Crucially, Surprise, Surprise! is held in a familar environment - the children's schools. This is an exhibition of over 40 works so it is theerefore being held in the biggest room available - the school hall. The exhibition has toured six primary schools in Buckinghamshire and around 2000 children have had the opportunity to spend time looking at the work and thinking about it.

"We have had a great reaction from the 700 pupils at this school. Even our four-year-olds have been completely delighted with the art" says Mike Ashford, head teacher of Hamilton Priamry School in High Wycombe. "The secret is the content of the exhibition which grabs your attention. Also there are always plenty of adults around to encourage and explain." In one exhibit by Kris Emmerson, a series of four full-length mirrors lines the walls. Each is inscribed with an adjective; beautiful, ugly, intelligent, stupid. The title of the piece is What you see is what you get.

In another, In Space No One Can Hear You Scream, a pebble attached to a thread and an electric motor moves infinitesimally slowly up a sloping platform. This is a piece exploring the idea of perception and reality. Children gaze for hours trying to detect the slightest movement. Artist Alan Franklin asks the question, "I could tell you that it takes eight hours to pull the pebble from the bottom end to the top, but do you really know if the pebble is moving?"

Art is not separate from artists. Every day of the show, two of the 15 artists visit each school in order to discuss individual exhibits with children and treachers as well as talk about their lives as artists and art that the children have made. Curator Cally Trench, who conceived the idea of the show and selected the work, is also on hand to oversee her "What is Art?" lucky dip. Children can reach in to a large bag and take a tiny scroll of paper tied with thread. Each piece of paper contains a few words, which try to answer the question, What is Art? Some of the scrolls contain maxims by famous philosophers and painters. Others contain the thoughts of local children who have already attended the exhibition and decided to contribute.

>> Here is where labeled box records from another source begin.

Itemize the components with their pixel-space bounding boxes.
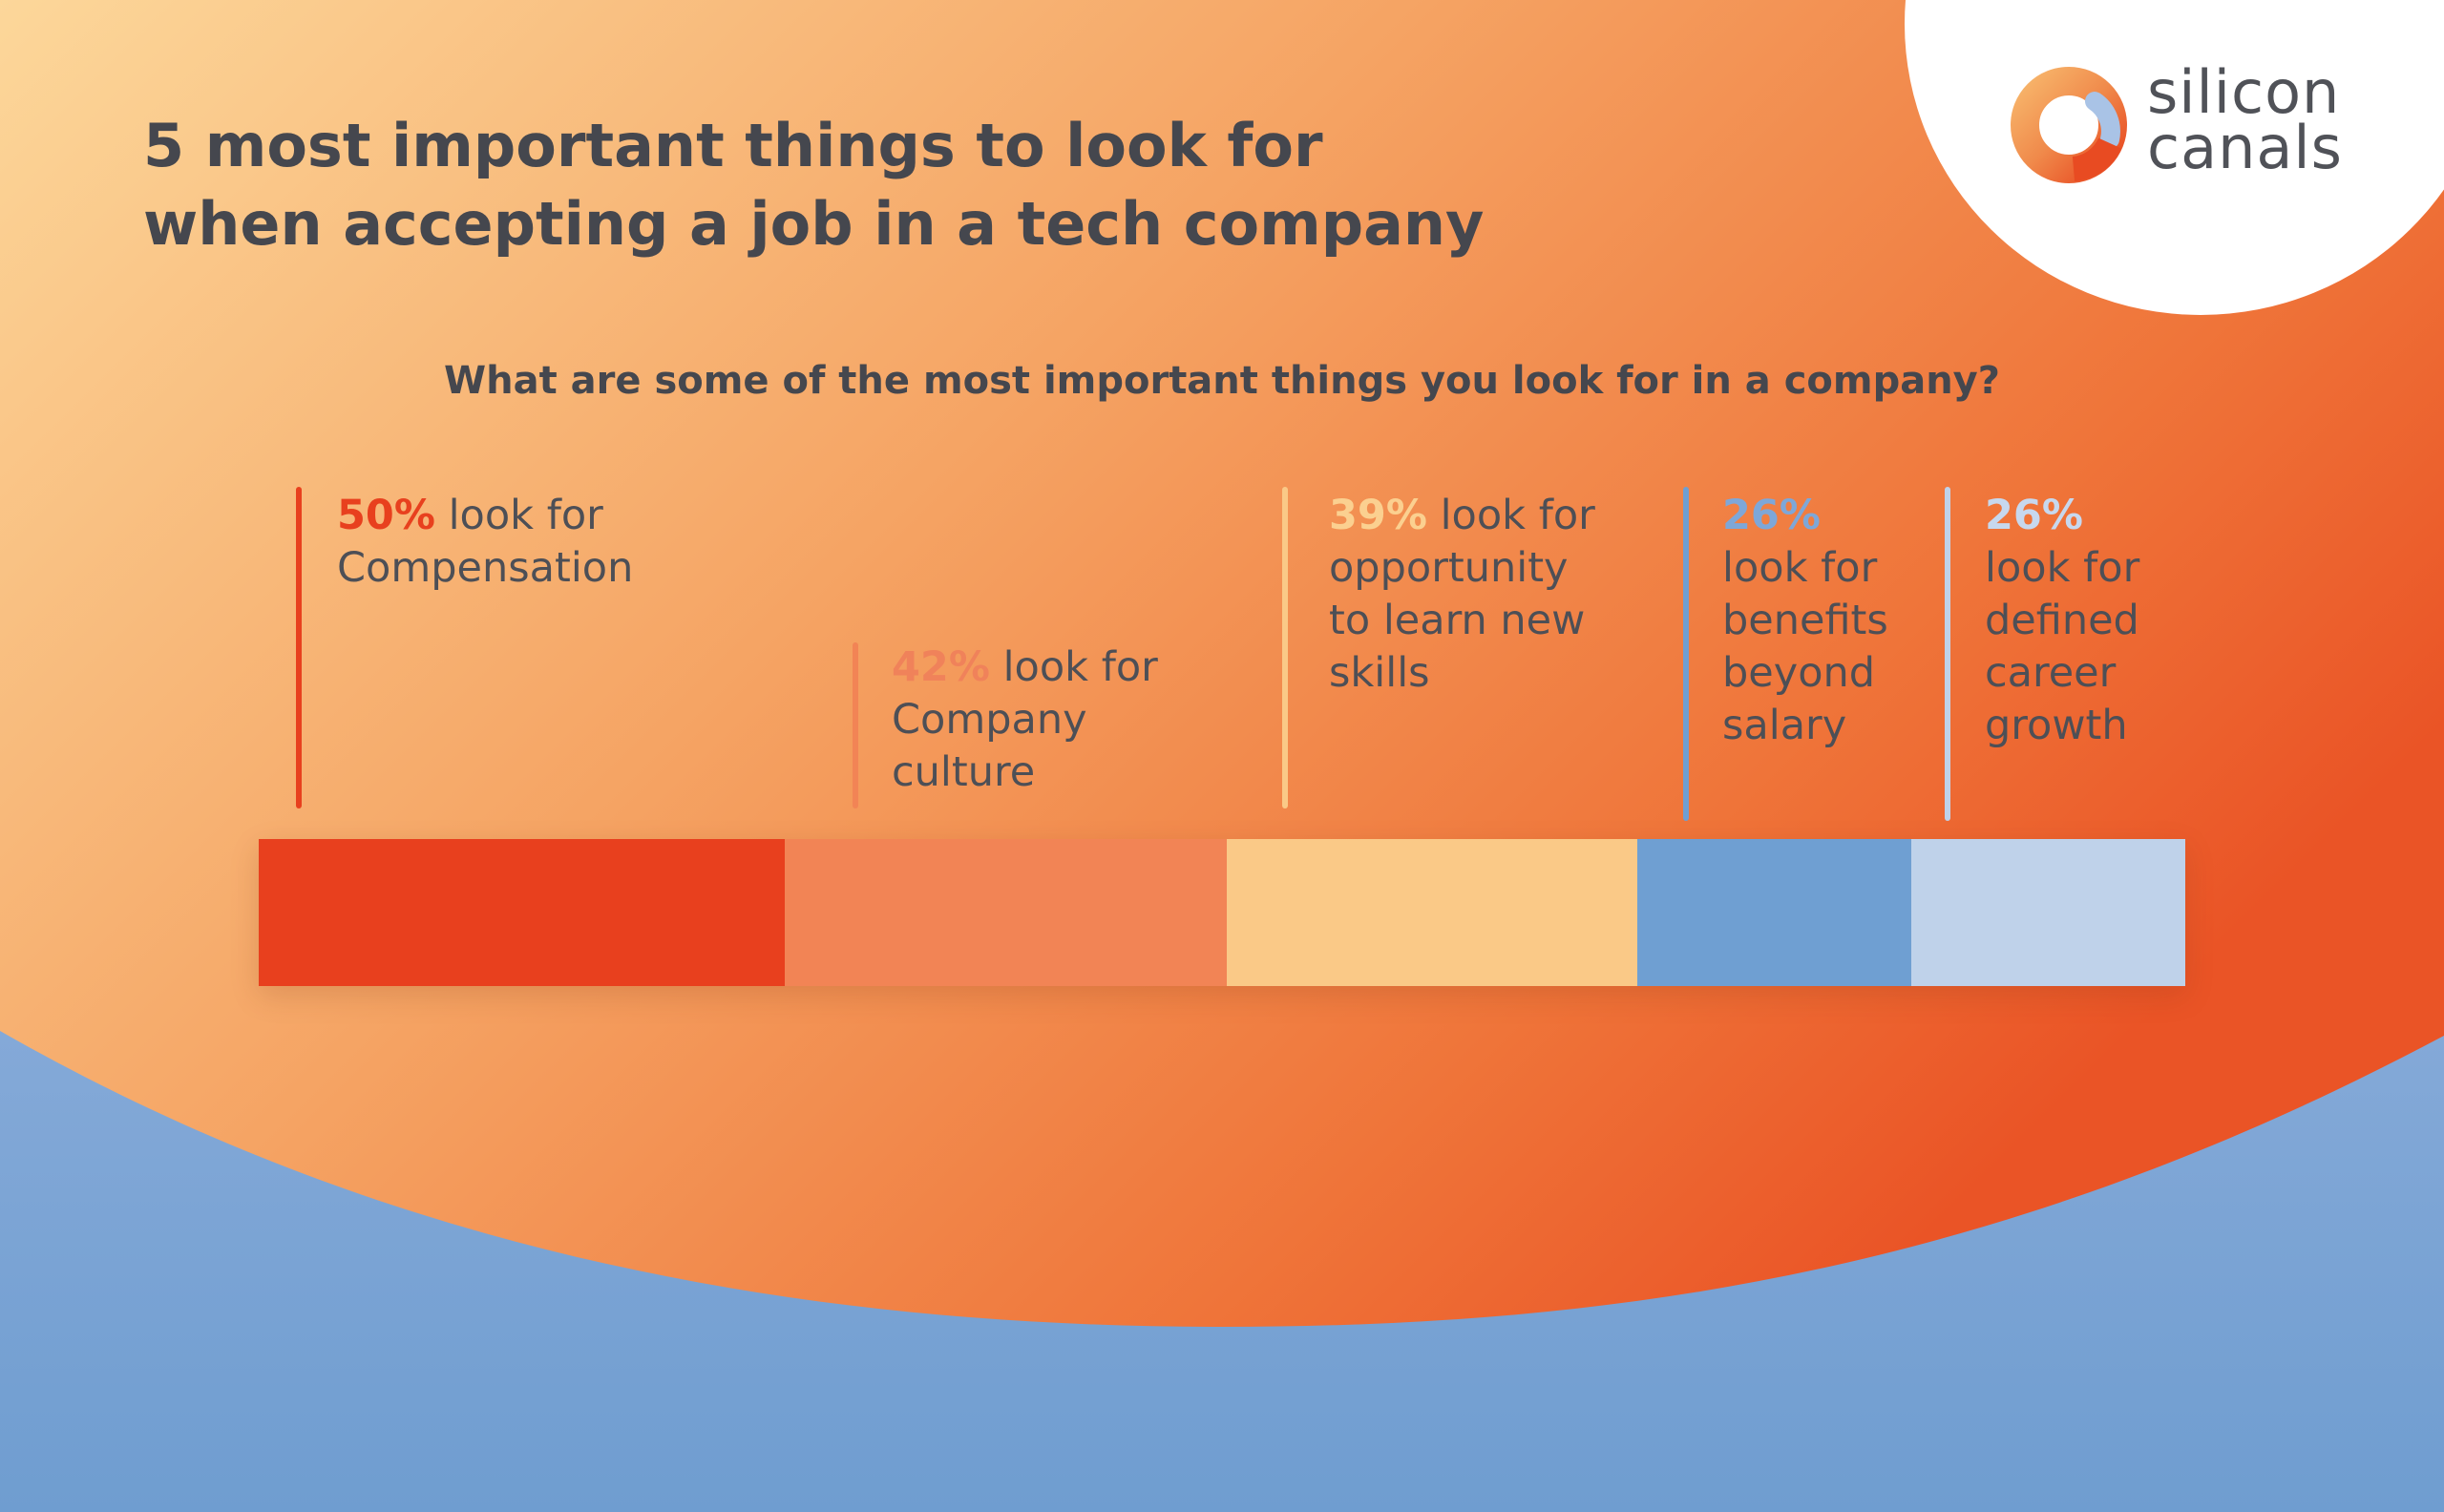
annotation-benefits: 26% look for benefits beyond salary xyxy=(1722,490,1888,752)
title-line-2: when accepting a job in a tech company xyxy=(143,189,1485,259)
annotation-skills: 39% look for opportunity to learn new sk… xyxy=(1329,490,1595,700)
percentage-label: 26% xyxy=(1985,492,2083,539)
logo-word-silicon: silicon xyxy=(2147,57,2341,127)
percentage-label: 26% xyxy=(1722,492,1821,539)
annotation-career: 26% look for defined career growth xyxy=(1985,490,2139,752)
category-label: look for defined career growth xyxy=(1985,544,2140,749)
annotation-line-culture xyxy=(853,642,858,808)
annotation-line-compensation xyxy=(296,487,302,808)
annotation-culture: 42% look for Company culture xyxy=(892,641,1158,799)
title-line-1: 5 most important things to look for xyxy=(143,111,1323,180)
annotation-line-benefits xyxy=(1683,487,1689,821)
category-label: look for benefits beyond salary xyxy=(1722,544,1888,749)
bar-segment-culture xyxy=(785,839,1227,986)
annotation-line-skills xyxy=(1282,487,1288,808)
page-title: 5 most important things to look for when… xyxy=(143,107,1766,263)
silicon-canals-logo[interactable]: silicon canals xyxy=(2007,59,2408,193)
bar-segment-skills xyxy=(1227,839,1637,986)
category-label: look for Compensation xyxy=(337,492,634,592)
stacked-bar xyxy=(259,839,2185,986)
logo-word-canals: canals xyxy=(2147,113,2343,182)
bar-segment-career xyxy=(1911,839,2185,986)
annotation-compensation: 50% look for Compensation xyxy=(337,490,633,595)
percentage-label: 39% xyxy=(1329,492,1427,539)
percentage-label: 50% xyxy=(337,492,435,539)
category-label: look for Company culture xyxy=(892,643,1158,796)
category-label: look for opportunity to learn new skills xyxy=(1329,492,1595,697)
logo-ring-icon xyxy=(2011,67,2127,183)
bar-segment-benefits xyxy=(1637,839,1911,986)
bar-segment-compensation xyxy=(259,839,785,986)
percentage-label: 42% xyxy=(892,643,990,691)
survey-question: What are some of the most important thin… xyxy=(444,359,2000,403)
annotation-line-career xyxy=(1945,487,1950,821)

Trench is adamant that the children are fully able to love and appreciate art, as long as the conditions are right. "Children are the artists, gallery owners, buyers and viewers of the future," she says. "Most younger children make art themselves in a casual and carefree way that many professional artists envy, but somehow lose interest as they get older."

She believes that it is important that children do not view art exhibitions in isolation. Instead, teachers are advised to prepare classes in advance by discussing the idea of surprise. During the viewing, children are given a quiz, which requires them to look closely at the work. Each artist has also suggested activities and projects, which can be completed later.

"This is a very unusual idea which we really hope we can repeat many times in the future," says Mike Ashford. "Surprise, Surprise! has really caught the children's imagination and changed the way they think about contemporary art."

Thea Jourdan, 2003

Thea Jourdan writes for a variety of publications including the Daily Telegraph, The Economist and Harpers and Queen. She edited the Gallery Guide of the Scotsman newspaper for three years, which contained reviews of art exhibitions taking place throughout the UK.